源氏車とは?
げんじぐるま
源氏車とは、牛車の車輪を図案化した日本の伝統的な家紋・文様の一つです。
源氏車(げんじぐるま)とは、平安時代に貴族が乗った牛車(ぎっしゃ)の車輪を意匠化した文様・家紋です。丸い輪に放射状のスポーク(輻)が描かれた意匠で、優雅な曲線と対称性が特徴です。

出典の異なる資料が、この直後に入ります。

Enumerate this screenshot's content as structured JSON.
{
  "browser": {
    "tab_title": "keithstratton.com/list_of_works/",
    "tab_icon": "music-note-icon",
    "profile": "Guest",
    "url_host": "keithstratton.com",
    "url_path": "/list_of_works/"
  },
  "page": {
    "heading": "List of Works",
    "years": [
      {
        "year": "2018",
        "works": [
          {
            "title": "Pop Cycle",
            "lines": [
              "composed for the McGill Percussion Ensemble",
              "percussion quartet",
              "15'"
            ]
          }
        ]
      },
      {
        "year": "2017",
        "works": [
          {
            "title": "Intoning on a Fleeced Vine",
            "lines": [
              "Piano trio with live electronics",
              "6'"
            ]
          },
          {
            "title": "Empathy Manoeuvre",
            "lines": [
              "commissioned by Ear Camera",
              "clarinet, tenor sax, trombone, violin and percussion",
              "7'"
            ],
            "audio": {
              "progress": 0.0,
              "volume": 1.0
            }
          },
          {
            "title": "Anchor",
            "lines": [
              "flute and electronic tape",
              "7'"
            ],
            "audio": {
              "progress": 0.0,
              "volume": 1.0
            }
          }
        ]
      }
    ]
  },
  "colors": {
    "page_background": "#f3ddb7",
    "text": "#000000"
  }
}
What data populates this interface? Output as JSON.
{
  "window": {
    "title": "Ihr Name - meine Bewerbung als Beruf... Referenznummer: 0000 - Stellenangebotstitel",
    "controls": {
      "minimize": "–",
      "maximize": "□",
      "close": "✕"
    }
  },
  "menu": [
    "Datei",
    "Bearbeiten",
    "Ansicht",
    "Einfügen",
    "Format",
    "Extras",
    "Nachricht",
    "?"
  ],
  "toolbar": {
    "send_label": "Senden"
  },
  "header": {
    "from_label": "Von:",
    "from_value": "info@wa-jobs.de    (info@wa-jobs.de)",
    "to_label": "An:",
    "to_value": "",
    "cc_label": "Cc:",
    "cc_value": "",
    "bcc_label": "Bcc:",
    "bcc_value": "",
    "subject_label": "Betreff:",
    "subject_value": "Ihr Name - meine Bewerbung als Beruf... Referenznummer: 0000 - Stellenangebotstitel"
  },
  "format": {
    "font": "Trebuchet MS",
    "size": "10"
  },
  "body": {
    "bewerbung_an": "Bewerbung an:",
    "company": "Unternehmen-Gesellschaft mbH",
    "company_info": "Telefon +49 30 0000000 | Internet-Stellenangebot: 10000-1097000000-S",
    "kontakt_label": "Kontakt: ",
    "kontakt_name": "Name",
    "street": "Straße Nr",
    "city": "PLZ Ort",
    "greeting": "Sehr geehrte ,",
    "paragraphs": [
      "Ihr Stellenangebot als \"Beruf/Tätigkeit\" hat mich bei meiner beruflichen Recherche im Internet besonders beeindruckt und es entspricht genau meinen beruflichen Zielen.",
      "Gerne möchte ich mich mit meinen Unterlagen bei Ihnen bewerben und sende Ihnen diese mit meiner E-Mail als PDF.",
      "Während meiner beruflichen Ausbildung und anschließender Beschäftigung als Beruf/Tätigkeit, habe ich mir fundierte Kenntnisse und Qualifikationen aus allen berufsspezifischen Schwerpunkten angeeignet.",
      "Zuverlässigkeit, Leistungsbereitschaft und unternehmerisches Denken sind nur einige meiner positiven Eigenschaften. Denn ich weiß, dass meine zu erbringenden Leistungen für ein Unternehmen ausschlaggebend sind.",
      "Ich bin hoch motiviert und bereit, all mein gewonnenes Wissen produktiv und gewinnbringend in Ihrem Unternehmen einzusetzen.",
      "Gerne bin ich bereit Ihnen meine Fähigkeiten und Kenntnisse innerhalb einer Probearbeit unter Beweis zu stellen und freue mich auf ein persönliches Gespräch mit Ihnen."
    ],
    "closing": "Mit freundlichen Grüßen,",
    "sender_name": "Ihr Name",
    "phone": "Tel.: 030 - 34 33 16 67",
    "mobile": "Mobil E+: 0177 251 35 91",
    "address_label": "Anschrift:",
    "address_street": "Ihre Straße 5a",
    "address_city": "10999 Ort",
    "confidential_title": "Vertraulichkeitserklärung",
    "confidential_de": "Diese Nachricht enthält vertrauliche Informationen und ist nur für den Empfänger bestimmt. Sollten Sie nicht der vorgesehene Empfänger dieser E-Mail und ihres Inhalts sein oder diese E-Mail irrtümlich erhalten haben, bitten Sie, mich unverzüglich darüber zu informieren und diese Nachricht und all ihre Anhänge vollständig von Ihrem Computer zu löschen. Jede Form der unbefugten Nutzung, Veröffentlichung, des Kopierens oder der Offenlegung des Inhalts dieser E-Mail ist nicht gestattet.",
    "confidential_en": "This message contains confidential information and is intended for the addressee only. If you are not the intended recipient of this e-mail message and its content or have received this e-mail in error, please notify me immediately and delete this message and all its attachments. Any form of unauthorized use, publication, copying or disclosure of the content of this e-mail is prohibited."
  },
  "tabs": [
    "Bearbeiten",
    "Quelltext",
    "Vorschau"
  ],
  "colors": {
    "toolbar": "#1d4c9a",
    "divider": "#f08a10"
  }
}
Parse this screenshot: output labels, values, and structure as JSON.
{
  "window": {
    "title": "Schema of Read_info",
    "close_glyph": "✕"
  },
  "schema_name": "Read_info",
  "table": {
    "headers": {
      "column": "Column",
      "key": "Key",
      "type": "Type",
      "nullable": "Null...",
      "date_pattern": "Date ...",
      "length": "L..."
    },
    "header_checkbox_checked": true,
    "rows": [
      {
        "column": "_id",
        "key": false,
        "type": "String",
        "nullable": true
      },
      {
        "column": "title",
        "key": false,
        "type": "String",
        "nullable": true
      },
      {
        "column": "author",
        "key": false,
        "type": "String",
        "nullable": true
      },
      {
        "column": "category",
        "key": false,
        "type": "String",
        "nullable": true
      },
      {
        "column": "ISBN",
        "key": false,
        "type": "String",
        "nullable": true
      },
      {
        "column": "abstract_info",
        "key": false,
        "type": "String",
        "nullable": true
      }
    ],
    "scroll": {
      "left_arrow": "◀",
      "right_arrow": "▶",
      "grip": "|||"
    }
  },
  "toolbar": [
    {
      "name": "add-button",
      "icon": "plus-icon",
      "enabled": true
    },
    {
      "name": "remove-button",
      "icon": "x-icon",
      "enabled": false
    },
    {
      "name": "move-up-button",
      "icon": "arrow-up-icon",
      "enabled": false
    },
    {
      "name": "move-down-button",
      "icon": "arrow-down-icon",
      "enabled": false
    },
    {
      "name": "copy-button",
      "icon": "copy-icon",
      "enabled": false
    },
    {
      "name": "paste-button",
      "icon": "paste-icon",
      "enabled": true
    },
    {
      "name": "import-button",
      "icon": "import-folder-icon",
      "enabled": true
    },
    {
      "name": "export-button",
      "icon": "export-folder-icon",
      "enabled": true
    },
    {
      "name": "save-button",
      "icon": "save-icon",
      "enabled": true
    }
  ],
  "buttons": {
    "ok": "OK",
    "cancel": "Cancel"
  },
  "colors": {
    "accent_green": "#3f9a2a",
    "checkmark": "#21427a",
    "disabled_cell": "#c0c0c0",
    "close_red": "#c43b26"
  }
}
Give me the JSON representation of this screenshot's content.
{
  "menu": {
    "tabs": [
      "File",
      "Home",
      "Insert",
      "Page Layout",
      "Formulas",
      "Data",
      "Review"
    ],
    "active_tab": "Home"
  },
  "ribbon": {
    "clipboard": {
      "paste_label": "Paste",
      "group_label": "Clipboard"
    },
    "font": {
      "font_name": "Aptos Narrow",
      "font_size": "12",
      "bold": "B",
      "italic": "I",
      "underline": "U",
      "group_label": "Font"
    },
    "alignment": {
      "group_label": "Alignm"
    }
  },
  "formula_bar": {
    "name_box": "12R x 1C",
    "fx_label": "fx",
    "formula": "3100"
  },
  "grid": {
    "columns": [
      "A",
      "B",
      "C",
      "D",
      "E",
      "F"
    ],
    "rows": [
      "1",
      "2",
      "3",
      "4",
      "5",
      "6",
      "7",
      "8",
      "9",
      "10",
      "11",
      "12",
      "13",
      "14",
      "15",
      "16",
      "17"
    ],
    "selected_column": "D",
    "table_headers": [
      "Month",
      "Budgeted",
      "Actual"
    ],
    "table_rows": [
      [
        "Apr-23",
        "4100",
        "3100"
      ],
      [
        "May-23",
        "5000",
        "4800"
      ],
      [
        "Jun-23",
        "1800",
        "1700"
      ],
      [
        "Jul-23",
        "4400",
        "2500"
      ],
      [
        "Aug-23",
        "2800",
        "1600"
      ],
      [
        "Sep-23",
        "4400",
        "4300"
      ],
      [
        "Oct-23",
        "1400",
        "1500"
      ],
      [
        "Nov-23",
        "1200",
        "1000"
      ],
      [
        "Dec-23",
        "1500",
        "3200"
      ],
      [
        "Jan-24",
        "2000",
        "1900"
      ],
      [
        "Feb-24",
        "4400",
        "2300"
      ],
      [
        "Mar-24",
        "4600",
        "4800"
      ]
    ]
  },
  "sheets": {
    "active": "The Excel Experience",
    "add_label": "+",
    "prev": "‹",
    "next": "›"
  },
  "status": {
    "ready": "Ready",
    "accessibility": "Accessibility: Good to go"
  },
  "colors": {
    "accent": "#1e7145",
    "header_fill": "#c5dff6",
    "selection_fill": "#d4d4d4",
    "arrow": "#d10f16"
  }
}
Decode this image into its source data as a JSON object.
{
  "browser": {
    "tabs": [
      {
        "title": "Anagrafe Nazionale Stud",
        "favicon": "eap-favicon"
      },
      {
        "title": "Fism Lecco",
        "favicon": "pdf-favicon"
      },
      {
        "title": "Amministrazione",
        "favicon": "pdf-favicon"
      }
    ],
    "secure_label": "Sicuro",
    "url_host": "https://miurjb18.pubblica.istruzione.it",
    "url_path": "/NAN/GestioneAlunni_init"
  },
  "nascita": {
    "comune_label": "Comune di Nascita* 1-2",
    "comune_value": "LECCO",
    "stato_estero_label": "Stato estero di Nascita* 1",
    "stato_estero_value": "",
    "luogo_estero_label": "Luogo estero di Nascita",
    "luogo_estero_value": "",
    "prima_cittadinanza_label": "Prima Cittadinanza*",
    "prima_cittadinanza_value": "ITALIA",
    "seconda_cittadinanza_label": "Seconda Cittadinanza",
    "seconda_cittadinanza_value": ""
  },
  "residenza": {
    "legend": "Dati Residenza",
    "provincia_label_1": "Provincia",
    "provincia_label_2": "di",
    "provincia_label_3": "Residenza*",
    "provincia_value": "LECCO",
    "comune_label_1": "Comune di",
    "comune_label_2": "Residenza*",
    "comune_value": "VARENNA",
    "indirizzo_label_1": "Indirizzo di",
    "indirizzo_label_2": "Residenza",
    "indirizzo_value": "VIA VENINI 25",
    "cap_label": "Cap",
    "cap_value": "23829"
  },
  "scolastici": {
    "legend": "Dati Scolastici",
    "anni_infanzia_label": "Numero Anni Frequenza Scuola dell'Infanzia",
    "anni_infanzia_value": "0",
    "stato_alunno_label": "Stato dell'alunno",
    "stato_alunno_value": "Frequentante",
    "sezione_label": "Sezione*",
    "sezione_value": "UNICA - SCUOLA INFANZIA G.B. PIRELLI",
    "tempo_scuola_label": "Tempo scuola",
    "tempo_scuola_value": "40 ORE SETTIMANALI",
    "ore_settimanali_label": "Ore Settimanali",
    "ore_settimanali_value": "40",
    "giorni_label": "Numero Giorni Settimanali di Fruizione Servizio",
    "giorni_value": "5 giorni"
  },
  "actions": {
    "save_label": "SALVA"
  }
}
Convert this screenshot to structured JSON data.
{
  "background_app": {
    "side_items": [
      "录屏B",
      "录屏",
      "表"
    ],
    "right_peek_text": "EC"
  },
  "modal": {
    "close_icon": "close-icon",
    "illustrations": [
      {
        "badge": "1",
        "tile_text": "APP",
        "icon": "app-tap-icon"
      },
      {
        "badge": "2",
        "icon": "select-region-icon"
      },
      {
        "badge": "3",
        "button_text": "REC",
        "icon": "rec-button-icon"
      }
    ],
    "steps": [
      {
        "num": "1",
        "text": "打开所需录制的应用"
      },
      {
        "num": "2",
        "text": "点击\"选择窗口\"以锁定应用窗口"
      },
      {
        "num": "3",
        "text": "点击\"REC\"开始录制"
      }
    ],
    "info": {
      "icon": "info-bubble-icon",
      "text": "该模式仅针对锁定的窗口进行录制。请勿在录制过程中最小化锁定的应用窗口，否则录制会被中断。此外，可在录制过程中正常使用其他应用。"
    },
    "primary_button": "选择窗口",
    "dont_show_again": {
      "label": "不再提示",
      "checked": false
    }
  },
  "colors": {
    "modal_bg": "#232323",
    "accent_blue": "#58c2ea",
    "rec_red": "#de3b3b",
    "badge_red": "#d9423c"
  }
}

牛車は平安貴族の移動手段であり、その車輪は権力と格式の象徴でした。源氏車の名称は、『源氏物語』に登場する牛車の描写や、源氏一族との関連から付けられたとされます。輪の数やスポークの本数によって細部が異なる多くのバリエーションが存在します。
家紋としての源氏車は、
- 摂関家や公家の間で用いられた格式ある紋
- 武家にも伝わり、各家で形を変えながら継承
- 「五輻源氏車」「八輻源氏車」など輻の数で種類が分かれる
また家紋にとどまらず、着物・帯・陶器・建築装飾などにも広く使われる文様として根付いており、現代でも和風デザインや神社の装飾に見ることができます。古典文学・王朝文化への憧憬を象徴する意匠として長く愛されています。
使い方・例文
「着物の帯に源氏車の文様が織り込まれ、平安貴族の雅な世界観を演出している。」といった和の工芸品や家紋解説の場面で登場します。